Tuesday, January 06, 2009

The girl who couldn't cry: Chapter 5

Everything about Dwayne was long. His legs were long and very thin, his torso similarly long and wiry thin. His neck and even his face were long and thin. His ears looked as if the lobes had been stretched downwards, his nose was ungracefully long and very thin, the tip pointed and sharpened as a result. Only his eyes remained round enough for him to be considered reasonably human. He was a research modification in the genetics of dwarfism. By tweaking the gene responsible for shortness, The Dwayne Modification elongated out of all natural proportions to something just slightly less than a human spaghetti noodle. To watch Dwayne walk was like watching an over-long reed move through space.

When sitting on the bed beside Ari, Dwayne looked twice as long as she in his body - and thinner, if that were possible. When he stood beside her, he was a skyscraper in comparison. The pain in Dwayne's joints and muscles from the sheer force of will in keeping his length upright in space was obvious in the dark blue circles under his eyes. He lived in constant physical pain and only Ariadne could hear his silent weeping at night, in his room, in the other wing. She never mentioned it.

The pain behind her eyes throbbed a little harder. She tried to thwart the onslaught of emotional and physical mental torment this young man was permanently carrying. She could only go inside of it and immerse herself in it and simply feel it. She imagined herself one of her spirals, going down inside the cave of pain she felt emanating from Dwayne. Somehow, this process helped, especially in proximity. She was able to relieve it somewhat if they kept the current emotional levels at this keel - if they changed...she would have to spiral again and it took a lot of energy to do that.

"What's up?" she asked making small talk. Her voice was low and soft.

"Nothing much" lied Dwayne equally quietly. "Margot was a bitch to you at lunch time, again, I hear" He was somewhat overprotective of Ari and she smiled a wan smile. She knew he would have liked to make her his woman but the thought of that kind of emotional pull made Ari sick and she had always refused his more obvious advances.

"Margot is doing what Margot always does," she philosophically replied.

"Yeah. Well, she needs to keep her big blue mouth shut n’ go outside and fry some eggs in the sun on her blue-tinged arse." Dwayne mumbled ungraciously, growling these words in deep throbbing tones. He paused and then he changed the subject quickly on feeling Ariadne tense beside him. "Nice picture by the way."

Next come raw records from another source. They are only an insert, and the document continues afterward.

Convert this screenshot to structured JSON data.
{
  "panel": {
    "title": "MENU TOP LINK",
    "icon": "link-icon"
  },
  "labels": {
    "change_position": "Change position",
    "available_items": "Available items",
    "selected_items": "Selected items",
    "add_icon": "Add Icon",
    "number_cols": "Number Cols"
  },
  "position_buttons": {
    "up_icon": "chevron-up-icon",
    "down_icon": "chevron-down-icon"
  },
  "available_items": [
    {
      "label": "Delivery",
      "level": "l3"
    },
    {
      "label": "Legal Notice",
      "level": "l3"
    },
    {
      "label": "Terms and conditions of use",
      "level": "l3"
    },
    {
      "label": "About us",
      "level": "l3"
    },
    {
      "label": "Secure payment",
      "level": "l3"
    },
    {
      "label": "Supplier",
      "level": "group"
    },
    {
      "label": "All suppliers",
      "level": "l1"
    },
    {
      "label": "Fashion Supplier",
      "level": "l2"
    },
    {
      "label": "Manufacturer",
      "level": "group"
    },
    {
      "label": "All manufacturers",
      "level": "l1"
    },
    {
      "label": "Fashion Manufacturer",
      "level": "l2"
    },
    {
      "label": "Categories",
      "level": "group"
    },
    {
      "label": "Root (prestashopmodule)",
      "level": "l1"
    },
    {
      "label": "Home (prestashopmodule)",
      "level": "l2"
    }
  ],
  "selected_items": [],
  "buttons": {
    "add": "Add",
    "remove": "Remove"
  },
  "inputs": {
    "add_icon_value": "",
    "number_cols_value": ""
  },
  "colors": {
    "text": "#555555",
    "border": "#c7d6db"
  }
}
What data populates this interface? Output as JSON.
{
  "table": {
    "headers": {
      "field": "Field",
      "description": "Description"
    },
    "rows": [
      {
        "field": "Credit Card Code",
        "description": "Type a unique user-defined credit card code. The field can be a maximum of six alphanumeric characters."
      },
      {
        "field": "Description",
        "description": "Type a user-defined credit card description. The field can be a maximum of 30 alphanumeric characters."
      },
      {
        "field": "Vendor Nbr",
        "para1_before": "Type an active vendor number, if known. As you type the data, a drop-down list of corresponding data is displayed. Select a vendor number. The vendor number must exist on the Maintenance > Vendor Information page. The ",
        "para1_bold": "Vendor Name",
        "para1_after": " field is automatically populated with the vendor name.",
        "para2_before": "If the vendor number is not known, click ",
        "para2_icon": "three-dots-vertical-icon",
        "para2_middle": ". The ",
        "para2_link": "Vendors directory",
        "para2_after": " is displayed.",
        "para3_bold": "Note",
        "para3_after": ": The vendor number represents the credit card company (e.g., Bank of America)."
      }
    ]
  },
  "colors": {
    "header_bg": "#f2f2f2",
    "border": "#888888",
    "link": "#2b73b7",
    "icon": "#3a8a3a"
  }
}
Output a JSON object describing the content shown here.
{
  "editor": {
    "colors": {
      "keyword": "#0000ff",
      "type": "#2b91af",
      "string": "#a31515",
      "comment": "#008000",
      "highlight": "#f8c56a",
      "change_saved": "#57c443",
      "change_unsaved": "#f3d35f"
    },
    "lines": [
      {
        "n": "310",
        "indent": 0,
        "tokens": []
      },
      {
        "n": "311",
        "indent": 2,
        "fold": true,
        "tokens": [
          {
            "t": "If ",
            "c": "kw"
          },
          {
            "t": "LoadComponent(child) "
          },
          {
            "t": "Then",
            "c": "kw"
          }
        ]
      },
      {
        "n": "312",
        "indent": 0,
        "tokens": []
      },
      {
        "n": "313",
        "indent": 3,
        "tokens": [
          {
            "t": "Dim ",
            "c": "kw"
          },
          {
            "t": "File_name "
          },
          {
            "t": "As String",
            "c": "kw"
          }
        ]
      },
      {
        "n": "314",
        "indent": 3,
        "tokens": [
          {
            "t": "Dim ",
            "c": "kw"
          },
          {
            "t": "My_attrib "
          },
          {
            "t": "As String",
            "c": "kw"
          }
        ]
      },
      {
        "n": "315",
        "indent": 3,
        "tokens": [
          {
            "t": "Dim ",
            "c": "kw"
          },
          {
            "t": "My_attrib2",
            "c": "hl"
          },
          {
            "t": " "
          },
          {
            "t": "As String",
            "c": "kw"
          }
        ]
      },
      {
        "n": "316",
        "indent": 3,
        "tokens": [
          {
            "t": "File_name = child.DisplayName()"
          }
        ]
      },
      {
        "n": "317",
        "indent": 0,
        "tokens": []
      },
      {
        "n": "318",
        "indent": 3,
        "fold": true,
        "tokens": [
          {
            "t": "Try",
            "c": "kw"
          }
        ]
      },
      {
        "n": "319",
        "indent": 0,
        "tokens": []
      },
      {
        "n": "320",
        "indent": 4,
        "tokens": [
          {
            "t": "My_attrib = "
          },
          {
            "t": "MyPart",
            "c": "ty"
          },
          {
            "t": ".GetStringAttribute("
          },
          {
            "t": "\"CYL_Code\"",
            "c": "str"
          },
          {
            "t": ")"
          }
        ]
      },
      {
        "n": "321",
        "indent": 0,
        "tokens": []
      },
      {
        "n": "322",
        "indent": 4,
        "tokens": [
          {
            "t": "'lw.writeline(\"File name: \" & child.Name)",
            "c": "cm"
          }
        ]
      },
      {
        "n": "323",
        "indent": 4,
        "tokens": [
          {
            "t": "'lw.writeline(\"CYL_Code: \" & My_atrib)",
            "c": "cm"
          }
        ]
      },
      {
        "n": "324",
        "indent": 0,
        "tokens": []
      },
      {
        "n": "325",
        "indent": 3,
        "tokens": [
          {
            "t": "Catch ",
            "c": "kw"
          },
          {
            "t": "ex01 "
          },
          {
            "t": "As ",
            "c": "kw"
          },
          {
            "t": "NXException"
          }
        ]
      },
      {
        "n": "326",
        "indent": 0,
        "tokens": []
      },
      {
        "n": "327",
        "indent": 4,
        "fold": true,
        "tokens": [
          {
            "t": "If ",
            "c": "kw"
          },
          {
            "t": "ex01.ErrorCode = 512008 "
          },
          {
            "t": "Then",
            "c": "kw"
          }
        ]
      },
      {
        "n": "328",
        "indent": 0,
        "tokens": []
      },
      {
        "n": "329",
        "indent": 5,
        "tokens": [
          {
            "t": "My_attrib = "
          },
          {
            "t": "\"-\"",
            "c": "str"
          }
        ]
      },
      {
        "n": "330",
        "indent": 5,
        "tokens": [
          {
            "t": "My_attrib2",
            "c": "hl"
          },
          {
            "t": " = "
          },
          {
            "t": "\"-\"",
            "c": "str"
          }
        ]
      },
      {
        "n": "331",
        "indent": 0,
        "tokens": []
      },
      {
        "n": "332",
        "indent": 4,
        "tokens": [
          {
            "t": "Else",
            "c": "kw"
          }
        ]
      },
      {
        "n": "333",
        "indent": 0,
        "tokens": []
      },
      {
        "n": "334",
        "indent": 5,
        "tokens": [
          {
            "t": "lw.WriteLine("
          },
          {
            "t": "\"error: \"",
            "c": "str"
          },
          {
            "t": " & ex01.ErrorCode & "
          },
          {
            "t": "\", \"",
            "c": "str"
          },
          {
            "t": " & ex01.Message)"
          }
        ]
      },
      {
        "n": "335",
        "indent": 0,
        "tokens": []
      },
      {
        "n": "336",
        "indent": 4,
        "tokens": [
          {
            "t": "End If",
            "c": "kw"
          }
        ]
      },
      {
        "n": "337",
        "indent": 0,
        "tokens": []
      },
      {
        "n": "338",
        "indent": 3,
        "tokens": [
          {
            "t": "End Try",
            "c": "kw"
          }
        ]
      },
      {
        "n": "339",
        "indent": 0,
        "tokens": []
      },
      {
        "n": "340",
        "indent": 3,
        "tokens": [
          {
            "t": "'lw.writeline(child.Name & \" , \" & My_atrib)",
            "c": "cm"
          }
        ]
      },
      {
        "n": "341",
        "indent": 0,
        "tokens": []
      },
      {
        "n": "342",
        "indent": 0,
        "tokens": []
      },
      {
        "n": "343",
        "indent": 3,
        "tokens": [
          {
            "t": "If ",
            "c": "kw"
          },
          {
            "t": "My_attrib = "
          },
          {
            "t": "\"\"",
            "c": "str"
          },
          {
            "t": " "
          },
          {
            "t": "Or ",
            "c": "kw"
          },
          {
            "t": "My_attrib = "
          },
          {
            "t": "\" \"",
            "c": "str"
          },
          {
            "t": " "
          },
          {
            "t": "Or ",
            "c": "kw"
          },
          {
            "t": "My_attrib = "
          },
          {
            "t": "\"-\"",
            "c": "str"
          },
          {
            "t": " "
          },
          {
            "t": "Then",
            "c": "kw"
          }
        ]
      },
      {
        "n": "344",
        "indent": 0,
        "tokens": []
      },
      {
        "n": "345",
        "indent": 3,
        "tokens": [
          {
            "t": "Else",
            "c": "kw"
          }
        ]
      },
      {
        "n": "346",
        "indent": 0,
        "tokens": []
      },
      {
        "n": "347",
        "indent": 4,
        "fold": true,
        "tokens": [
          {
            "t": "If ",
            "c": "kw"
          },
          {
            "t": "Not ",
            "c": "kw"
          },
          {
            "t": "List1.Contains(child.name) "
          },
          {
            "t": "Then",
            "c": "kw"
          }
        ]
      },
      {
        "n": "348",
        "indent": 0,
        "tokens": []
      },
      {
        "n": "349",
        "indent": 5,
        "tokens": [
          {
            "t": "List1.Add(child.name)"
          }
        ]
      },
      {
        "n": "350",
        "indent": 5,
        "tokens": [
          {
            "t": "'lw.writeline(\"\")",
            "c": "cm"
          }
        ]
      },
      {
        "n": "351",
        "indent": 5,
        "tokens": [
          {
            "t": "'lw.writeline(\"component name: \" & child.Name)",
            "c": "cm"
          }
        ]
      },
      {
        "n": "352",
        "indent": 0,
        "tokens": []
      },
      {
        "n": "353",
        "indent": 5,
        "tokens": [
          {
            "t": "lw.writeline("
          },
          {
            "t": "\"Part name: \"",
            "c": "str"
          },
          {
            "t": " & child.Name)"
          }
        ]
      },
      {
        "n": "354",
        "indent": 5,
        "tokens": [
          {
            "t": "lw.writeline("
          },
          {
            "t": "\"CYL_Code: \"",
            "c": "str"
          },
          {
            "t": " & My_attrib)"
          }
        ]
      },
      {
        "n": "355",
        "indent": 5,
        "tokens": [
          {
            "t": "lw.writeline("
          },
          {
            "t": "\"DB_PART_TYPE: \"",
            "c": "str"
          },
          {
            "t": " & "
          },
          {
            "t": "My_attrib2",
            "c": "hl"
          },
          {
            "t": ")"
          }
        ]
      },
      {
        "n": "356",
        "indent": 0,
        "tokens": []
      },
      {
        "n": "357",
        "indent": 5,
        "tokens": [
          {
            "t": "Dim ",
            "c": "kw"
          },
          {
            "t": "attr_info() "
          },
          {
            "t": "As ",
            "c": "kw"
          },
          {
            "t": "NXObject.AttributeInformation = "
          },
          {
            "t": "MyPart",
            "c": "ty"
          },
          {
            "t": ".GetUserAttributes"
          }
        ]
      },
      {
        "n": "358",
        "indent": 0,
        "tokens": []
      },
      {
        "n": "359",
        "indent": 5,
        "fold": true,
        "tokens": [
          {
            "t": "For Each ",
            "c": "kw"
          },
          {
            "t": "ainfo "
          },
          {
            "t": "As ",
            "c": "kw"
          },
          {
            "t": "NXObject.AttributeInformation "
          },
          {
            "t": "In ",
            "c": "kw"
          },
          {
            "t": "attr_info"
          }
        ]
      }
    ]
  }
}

She wasn't tensing so much for herself as tensing from the assault of his emotional responses toward Margot. It worried Dwayne that everything he felt, this girl could feel too on top of her own emotional state. He tried very hard to keep his emotions and status as neutral as possible even though he found incredibly draining and hard to do. He cared so much for this girl, some nights he would lay in his cot and feel the ache in his heart was stronger than the pain in his joints. He pulled these thoughts in and down to try and protect her from them.

"Stop trying to disguise what you're feeling Dwayne" Ari said softly. He relaxed and she winced "It's okay...I got it," as if his emotions were something he'd dropped and she had picked up.

She held the completed image up for both of them to see. Dwayne looked at it and then took it from her hands and got up off the cot and moved towards the door. "I don't like it D. No sense in showing it to me from a distance," said Ari, knowing his reasoning. He turned and held the top corners of the image and looked at her.

"You realise you are a genius? Don't you Ari?

She sighed and bent down, her head diving between her legs to peer under her cot. She pulled out a large portfolio of previous artworks and leaving it lay on the floor, she opened the mouth of the portfolio, dozens of art pieces encased inside, their edges appearing like the pages of a mottled book, and looked up at Dwayne.

"Just put it away Dwayne. It's over." Her words were ludicrously filled with despondency. It would require a fresh canvas to alleviate the foreboding doom she seemed to be implying under those words.